Esse precedente deve ser colocado em pauta, já que em vários estados brasileiros, e particularmente em São Paulo, no mês de agosto aconteceram centenas de incêndios, praticamente simultâneos. A pesquisa do Instituto da Amazônia detectou que o tempo entre um incêndio e o posterior foi de até noventa minutos.

O ato de estupidez humana de incendiar, está atualmente ajudado pela secura do tempo, ou pela alternativa do clima em seco e úmido, que deixa a natureza mais sensível ao incêndio fácil, em razão das mudanças climáticas que afetam a segurança da vida, na floresta ou nas cidades, ficando o país todo sob a inoperância das instituições do Estado, que depois de cinco anos nada descobriram em relação ao incêndio de 2019, no Pará.

Essa desgraça orquestrada necessariamente é colocada desafiadoramente perante as instituições do Estado brasileiro, para uma avaliação correta de sua eficiência ou ineficiência.
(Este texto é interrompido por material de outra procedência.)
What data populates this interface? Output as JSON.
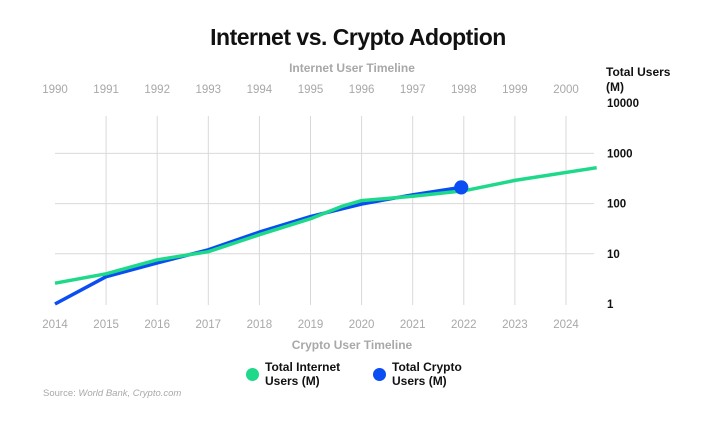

E por isso não se pode deixar de lado o que o Rio de Janeiro apresenta durantes anos, mesmo que se dizia, lá longe no tempo, que ali não se produzia drogas e nem armas.
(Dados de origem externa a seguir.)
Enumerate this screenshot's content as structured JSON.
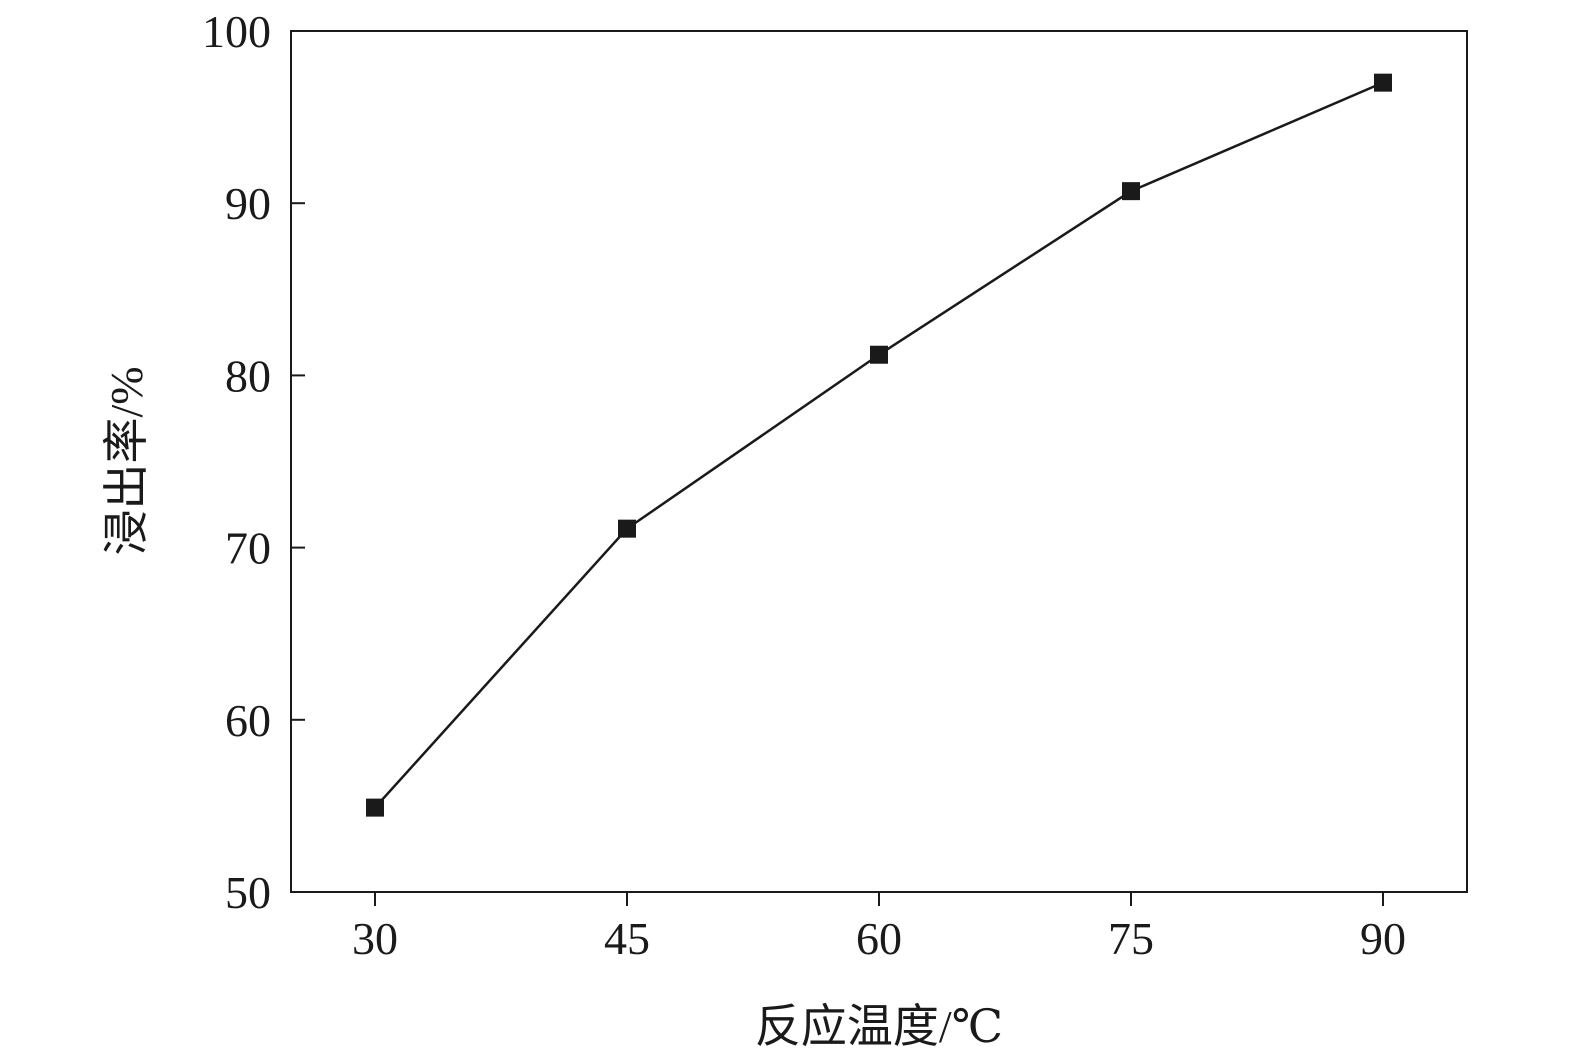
{
  "chart_data": {
    "type": "line",
    "title": "",
    "xlabel": "反应温度/℃",
    "ylabel": "浸出率/%",
    "x": [
      30,
      45,
      60,
      75,
      90
    ],
    "series": [
      {
        "values": [
          54.9,
          71.1,
          81.2,
          90.7,
          97.0
        ],
        "marker": "square",
        "color": "#1a1a1a"
      }
    ],
    "xlim": [
      25,
      95
    ],
    "ylim": [
      50,
      100
    ],
    "xticks": [
      30,
      45,
      60,
      75,
      90
    ],
    "yticks": [
      50,
      60,
      70,
      80,
      90,
      100
    ],
    "grid": false,
    "legend": "none"
  }
}
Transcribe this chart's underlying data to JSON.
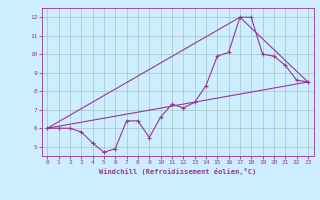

Esse enigma carioca, como primeira referência é absoluta, já que ali há uma apreciável concentração de militares das três armas, aeronáutica, exército e marinha, cada uma mantendo seu setor de inteligência, que se soma aos da polícia militar e da polícia civil, e mesmo com essa duradoura “guerra civil oculta” exportou-se, vitoriosamente, a violência do crime organizado pelo Brasil afora.

A pergunta é se no território, urbano e rural, de um Estado só vicejou a violência organizada, crescente e impiedosa, o que esperar dessas Instituições num confronto com “incendiários”, cujos crimes foram praticados simultaneamente?

A rigor, a grande lição e fonte da queimada da Floresta Amazônica está na ignorância do planejamento da ocupação da Amazônia, em 1970, patrocinada pela ditadura militar. Não havia a consciência da ecologia e nem a consciência da relação de vida entre a floresta e o homem. E com isso, desmatar, colocar fogo, para os gaúchos acostumados com o horizonte dos pampas, era um ato heroico. Era a consciência predominante da época, desmatar, queimar. A floresta era um estorvo à civilização dos brancos.

E na esteira dessa vagarosa conscientização vai surgindo o conhecimento e a percepção das mudanças climáticas, com o Rio Grande do Sul invadido pelas águas, já em duas enchentes, enquanto os rios da Amazônia são dominados pela secura extrema que causa a evaporação do que resta de suas águas.

E a suposição inusitada de que uma organização de criminosos comuns responde pelos incêndios equivale à declaração da falência absoluta do Estado, o que não está longe de acontecer, porque além da descoberta do PCC nos escaninhos da estrutura do Estado tal como nos contratos de transporte da capital de São Paulo, a Folha de São Paulo do dia 4 de setembro último veicula em destaque: “PCC EXPULSA EMPRESA E PÕE EM RISCO OBRA DA PREFEITURA DE SÃO PAULO”.

Indiscutível que o incêndio generalizado no Estado de São Paulo ocorre por conta de atos criminosos. Não houve raio naquele dia, e a sucessão variada de temperatura, entre o frio e a seca, predispõe a natureza para mais fácil servir à intenção criminosa.

Mas os criminosos que combinaram o fogaréu dos dias 10 e 11 de agosto de 2019 têm afinidades e interesses, que podem explicar a série de incêndios desse agosto de 2024.